The elder Mrs. Wyburn was seated at the gloomy window of her sulky-looking house in Curzon Street one bright day in the season, looking out with some anxiety.

"Of course she's late; but if that woman doesn't come I'll never forgive her. She's a silly fool, but at least she does hear what's going on," she reflected.

At this moment an old-fashioned-looking victoria drove up, drawn by two large grey horses. In it sat a rather fat and important-looking lady, with greyish red hair, a straight decided mouth, and several firm chins. Her most marked characteristic was her intense decision on trivialities. She was always curiously definite on the vaguest of subjects, and extraordinarily firm and sensible about nothing in particular.

Miss Westbury was a rich unmarried woman, with a peculiarly matronly appearance, a good-natured love of giving advice, and with views that obviously dated—one did not know exactly from when. If she had some of the Victorian severities of the sixties, she had also many of the sentimental vagaries of the eighties. The serious business of her life was gossip.
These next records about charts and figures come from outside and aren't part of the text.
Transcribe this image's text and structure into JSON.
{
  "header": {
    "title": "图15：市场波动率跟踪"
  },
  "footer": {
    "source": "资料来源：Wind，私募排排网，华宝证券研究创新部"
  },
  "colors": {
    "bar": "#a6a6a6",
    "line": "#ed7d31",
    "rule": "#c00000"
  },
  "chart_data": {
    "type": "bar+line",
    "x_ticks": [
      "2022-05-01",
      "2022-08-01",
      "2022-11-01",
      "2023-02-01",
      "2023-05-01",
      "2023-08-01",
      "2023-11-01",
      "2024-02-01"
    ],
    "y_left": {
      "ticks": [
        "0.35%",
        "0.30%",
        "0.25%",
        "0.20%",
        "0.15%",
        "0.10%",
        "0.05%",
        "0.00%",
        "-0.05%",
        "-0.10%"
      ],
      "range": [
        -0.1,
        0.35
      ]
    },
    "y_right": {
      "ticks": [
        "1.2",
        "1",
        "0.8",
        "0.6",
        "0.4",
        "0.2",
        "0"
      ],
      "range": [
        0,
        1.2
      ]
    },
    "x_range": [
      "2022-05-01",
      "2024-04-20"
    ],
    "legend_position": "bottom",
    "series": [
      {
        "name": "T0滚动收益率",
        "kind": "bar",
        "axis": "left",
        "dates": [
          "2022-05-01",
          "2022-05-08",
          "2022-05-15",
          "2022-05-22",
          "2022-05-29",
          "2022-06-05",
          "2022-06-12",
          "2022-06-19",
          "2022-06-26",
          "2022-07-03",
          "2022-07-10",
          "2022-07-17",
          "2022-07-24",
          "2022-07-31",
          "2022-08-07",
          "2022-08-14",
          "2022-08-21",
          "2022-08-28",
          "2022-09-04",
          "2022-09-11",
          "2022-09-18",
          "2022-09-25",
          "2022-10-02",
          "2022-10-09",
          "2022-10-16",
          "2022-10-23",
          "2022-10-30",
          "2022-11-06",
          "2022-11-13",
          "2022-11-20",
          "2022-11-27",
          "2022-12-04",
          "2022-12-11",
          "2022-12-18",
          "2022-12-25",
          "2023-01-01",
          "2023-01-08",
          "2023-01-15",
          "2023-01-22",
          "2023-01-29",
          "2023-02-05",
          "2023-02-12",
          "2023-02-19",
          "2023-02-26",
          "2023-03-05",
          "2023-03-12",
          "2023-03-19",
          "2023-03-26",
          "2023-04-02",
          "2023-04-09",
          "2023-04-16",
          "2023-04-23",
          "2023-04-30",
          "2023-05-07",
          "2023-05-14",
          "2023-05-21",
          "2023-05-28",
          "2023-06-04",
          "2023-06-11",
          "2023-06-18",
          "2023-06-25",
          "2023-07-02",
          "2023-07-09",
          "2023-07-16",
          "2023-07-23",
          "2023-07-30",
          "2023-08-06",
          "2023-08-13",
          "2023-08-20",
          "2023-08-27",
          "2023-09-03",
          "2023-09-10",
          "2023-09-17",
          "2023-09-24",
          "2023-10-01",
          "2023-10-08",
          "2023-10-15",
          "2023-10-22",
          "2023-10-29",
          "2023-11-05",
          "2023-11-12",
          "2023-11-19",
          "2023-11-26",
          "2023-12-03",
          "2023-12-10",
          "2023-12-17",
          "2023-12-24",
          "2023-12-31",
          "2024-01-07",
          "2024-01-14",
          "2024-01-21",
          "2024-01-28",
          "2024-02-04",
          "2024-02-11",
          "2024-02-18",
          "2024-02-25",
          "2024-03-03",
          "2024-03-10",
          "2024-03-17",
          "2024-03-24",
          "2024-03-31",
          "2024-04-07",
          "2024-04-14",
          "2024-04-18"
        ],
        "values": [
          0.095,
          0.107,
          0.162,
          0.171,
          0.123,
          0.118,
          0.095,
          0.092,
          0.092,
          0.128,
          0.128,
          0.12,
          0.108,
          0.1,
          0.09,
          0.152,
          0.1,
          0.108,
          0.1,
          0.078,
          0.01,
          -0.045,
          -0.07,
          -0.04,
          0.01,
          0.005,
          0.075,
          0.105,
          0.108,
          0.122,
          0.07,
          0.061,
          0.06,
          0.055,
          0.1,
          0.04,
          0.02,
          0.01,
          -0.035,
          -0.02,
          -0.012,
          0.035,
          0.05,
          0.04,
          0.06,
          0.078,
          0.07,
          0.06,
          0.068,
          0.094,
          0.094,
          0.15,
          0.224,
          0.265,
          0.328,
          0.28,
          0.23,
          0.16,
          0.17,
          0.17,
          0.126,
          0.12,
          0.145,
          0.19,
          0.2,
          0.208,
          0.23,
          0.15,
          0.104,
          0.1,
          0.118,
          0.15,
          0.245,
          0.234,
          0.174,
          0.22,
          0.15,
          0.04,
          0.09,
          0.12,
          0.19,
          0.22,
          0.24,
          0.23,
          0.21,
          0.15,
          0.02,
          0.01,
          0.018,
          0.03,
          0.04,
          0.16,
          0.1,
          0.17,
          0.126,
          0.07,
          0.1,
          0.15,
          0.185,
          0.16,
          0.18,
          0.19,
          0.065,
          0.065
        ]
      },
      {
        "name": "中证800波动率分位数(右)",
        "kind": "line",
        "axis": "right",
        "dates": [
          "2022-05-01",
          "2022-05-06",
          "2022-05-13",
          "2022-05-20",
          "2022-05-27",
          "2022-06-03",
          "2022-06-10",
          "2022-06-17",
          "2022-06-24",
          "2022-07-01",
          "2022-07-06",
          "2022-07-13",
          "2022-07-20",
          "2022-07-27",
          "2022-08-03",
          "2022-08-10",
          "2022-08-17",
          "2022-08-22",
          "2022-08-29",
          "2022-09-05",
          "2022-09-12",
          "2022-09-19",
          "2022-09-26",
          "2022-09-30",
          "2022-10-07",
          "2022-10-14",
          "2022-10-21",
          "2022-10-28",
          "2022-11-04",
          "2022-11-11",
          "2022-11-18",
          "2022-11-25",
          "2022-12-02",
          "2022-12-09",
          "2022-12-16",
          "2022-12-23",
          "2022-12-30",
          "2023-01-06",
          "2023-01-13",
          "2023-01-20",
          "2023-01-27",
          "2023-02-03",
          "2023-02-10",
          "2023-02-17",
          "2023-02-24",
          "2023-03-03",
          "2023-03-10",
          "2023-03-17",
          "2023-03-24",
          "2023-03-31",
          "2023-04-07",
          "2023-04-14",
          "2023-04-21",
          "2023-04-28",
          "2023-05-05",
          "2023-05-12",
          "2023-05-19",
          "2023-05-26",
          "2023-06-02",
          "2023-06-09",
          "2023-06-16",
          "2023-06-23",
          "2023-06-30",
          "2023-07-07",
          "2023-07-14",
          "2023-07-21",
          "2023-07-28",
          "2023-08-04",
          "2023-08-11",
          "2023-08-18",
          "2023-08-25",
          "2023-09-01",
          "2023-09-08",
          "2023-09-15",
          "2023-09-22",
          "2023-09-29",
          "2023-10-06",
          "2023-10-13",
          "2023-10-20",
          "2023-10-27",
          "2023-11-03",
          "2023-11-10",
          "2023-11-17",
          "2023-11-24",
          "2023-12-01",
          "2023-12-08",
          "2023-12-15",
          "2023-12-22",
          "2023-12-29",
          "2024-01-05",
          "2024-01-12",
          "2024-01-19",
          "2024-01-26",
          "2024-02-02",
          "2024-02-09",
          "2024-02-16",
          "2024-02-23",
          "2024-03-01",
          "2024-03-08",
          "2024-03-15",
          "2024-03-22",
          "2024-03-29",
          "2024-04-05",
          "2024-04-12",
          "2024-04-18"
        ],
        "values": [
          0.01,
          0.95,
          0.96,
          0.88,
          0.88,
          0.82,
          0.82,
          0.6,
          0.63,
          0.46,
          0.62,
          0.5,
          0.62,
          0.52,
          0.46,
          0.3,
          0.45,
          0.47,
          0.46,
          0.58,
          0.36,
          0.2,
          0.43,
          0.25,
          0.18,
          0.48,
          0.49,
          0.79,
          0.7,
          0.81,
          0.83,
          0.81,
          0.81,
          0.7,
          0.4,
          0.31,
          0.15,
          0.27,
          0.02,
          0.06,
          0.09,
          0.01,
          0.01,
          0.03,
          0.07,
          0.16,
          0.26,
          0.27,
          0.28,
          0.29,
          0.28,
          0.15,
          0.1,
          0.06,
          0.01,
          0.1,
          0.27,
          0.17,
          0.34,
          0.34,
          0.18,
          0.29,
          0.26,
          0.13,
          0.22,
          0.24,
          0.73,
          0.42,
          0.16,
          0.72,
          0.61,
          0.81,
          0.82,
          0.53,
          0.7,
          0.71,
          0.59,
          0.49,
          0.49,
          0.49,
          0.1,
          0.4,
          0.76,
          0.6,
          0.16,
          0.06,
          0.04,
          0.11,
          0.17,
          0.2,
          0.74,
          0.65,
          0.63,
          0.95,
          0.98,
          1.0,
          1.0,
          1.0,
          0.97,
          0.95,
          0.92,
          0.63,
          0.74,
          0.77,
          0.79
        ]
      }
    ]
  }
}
In her lighter moments she collected autographs. But her gossip differed from that of the nervous, impatient Mrs. Wyburn in that it was far more pompous and moral, and not nearly so spiteful and accurate.

Miss Westbury sailed in—I need hardly say she was dressed in heliotrope—and sat down rather seriously in a large—and the only comfortable—armchair.

"My dear Millie, how extremely good of you to come!" exclaimed Mrs. Wyburn.